Though the summer of 1994 passed in relative peace, the Heritage Front presence on campus was clear even before classes resumed in the fall. Three posters were found on campus during Orientation Week in September 1994, warning students that their education was going to ‘indoctrinate’ them, and instructing the reader to “stop apologising for being white”. New Principal William Leggett released a written statement saying that the administration could not take direct legal action against the posters, but that he believed in the capability of the student body to deal with the issue, and that reasoned debate would see the non-neo-Nazis victorious. [9]

The student body, it should be noted, was trying to do so. Surface, in fact, created and published an issue addressing the Heritage Front presence in November of 1994. The papers vanished from campus the night they were distributed, turning up in bundles at the bottom of recycling bins and “‘blowing around’ Princess and University streets”. [10] A total of over 4000 issues of Surface disappeared from campus, a half of the total copies of the first issue that year, and roughly a quarter of the second issue. Despite Principal Leggett’s confidence that the reasoning student body would debate itself into resolution, the opposition to Surface seemed to have no intention of engaging with the rest of the student body.

Perhaps it did not occur to him that the student body was also the problem. It was eventually revealed, in fact, that the active member of the Heritage Front putting up posters on Queen’s Campus and disposing of copies of Surface was a student named Elizabeth Moore. She also ran a weekly ‘white separatist’ phone line out of her room in Victoria Hall, and wrote for the Up Front, the Heritage Front’s newspaper.  She was featured in a documentary produced by Queen’s Alumni Bergeron, which was filmed under false pretenses of being a ‘day in the life’ documentary. The documentary revealed that not only was Moore the presence of the Heritage Front on Queen’s Campus, she was a prolific member of the Heritage Front at large. In the documentary, Moore boasts about having the support of the Toronto Heritage Front in her activities on campus, and the film even features Moore posting the “You are about to be indoctrinated” poster found on campus.

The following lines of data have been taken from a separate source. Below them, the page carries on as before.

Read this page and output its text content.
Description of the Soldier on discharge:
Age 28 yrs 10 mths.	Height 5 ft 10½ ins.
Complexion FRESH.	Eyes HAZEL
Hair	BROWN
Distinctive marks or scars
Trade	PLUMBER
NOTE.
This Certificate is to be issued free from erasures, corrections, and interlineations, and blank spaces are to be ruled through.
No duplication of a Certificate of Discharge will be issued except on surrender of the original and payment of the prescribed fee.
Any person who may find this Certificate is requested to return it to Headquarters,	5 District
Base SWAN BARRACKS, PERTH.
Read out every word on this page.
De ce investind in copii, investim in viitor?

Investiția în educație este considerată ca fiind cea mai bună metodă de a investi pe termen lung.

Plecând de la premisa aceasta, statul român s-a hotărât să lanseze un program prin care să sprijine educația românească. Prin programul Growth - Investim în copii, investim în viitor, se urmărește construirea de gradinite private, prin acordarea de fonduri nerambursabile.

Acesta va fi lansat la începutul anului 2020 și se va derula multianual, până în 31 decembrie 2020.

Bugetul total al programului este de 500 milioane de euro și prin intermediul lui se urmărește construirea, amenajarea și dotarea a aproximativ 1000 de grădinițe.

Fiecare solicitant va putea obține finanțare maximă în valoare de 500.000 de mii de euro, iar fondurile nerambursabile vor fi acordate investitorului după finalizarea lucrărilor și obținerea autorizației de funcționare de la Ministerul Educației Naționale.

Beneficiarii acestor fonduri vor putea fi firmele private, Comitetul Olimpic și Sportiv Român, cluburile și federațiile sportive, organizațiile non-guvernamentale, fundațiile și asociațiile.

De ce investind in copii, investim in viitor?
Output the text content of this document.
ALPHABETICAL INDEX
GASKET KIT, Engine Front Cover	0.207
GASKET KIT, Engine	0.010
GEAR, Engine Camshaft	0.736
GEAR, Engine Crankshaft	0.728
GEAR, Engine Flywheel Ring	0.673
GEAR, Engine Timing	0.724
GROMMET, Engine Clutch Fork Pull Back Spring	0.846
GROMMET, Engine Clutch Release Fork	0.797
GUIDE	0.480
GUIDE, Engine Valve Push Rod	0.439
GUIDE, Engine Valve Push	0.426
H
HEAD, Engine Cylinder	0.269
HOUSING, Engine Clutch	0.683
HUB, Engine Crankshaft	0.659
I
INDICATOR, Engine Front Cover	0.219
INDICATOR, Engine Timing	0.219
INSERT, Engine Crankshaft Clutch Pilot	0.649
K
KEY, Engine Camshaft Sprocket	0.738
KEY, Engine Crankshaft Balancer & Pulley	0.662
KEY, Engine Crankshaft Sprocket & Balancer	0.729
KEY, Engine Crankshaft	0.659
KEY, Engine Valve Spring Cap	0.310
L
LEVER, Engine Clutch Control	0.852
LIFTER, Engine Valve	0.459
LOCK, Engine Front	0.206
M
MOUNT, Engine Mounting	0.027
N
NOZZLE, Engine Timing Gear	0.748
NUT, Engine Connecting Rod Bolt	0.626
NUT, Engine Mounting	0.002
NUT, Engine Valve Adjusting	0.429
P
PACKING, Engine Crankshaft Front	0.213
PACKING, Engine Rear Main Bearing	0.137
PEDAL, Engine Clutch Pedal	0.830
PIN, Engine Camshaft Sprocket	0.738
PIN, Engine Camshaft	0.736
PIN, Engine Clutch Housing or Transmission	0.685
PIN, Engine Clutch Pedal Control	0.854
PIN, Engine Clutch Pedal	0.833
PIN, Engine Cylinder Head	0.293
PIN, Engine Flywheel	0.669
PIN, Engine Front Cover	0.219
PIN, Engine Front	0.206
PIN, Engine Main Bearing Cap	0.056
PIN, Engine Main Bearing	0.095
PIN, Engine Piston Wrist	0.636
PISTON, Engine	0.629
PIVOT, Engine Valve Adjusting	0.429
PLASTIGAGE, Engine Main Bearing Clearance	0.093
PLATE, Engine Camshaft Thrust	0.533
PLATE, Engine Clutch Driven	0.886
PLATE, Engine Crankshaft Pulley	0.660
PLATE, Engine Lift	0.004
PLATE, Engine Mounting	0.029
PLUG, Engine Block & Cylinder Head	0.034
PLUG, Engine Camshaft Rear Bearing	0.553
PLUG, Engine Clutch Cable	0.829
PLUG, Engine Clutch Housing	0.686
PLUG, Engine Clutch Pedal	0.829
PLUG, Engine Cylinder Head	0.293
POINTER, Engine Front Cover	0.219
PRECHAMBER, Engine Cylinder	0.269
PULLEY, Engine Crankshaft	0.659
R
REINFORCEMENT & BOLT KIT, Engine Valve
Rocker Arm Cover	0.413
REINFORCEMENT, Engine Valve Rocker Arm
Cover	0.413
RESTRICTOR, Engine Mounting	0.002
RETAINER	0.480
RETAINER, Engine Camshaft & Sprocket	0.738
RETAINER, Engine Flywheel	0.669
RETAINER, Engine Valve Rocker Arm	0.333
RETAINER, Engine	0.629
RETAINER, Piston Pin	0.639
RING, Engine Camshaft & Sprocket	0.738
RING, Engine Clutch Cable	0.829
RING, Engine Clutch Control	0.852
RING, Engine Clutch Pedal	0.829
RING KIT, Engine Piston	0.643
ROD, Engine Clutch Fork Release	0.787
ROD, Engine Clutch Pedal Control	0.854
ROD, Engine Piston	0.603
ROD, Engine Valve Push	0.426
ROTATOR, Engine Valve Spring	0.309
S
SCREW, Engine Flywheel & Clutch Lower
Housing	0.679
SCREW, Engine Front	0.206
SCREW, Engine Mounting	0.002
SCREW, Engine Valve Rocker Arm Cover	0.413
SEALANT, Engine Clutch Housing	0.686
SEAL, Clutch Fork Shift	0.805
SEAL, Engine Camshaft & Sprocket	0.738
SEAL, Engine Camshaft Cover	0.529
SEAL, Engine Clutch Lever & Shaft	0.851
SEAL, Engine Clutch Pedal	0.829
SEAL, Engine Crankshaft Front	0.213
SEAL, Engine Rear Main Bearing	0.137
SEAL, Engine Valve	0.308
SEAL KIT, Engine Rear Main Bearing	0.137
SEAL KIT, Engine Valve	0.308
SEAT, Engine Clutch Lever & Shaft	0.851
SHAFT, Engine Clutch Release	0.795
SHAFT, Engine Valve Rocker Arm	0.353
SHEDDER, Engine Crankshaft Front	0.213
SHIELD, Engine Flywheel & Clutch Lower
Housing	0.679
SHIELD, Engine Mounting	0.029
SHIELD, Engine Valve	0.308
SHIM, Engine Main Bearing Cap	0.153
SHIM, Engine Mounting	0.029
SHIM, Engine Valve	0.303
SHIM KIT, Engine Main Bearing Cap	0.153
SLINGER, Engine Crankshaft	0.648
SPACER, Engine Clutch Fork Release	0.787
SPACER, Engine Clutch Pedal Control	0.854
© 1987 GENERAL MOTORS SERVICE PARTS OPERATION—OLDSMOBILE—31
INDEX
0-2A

By the time the documentary aired, in March 1995, Moore had left the movement, and the Heritage Front writ large was collapsing following the discovery that one of their members was actually a CSIS agent. Despite Moore’s claim that there were three other active Heritage Front members on campus [11], Heritage Front activities ceased at Queen’s once she had left the group. 

Surface continued to publish for several years.

1. Ravi Jain (former chair of AMS Committee Against Racial and Ethnic Discrimination) in interview with author, July 14, 2016

2. Junipero Lagtapon (Editor-in-Chief of Surface) in interview with author, August 4, 2016. 

3. “White and Proud,” Poster. Posted on February 3rd, 1994. From Anti-Racist Collective online archives, https://web.archive.org/web/20071214150347/http://www.heritagefront.com/updates/graphics/flyer_white_and_proud.jpg (accessed June 11, 2016).

4. Ryan P. Chen, “White supremacist poster found on campus,” The Queen’s Journal, January 4th, 1994, 1.

5. Afan Qadir, “Heritage Front poster legal: administration,” The Queen’s Journal, February 15 1994, 1. 

6. Jack Kapica, “Student tabloid fights hate with hate,” The Globe and Mail, March 11, 1994, A1.

7. David Smith, “Letter to the editor; Dual commitment,” The Globe and Mail, March 15, 1994, A20.

8. Lori Thorlakson, “Protestors target racism,” The Queen’s Journal, March 31, 1994, 1.

9. Queen’s Journal news staff, “Legget Responds to Heritage Front,” The Queen’s Journal, September 16, 1994, 8.

10. Katie Riggs, “Surface newspapers disappearing from campus,” The Queen’s Journal, November 25, 1994, 1.

11. Christopher Shulgan, “Coming back from the Front,” The Queen’s Journal, March 3, 1995, 5.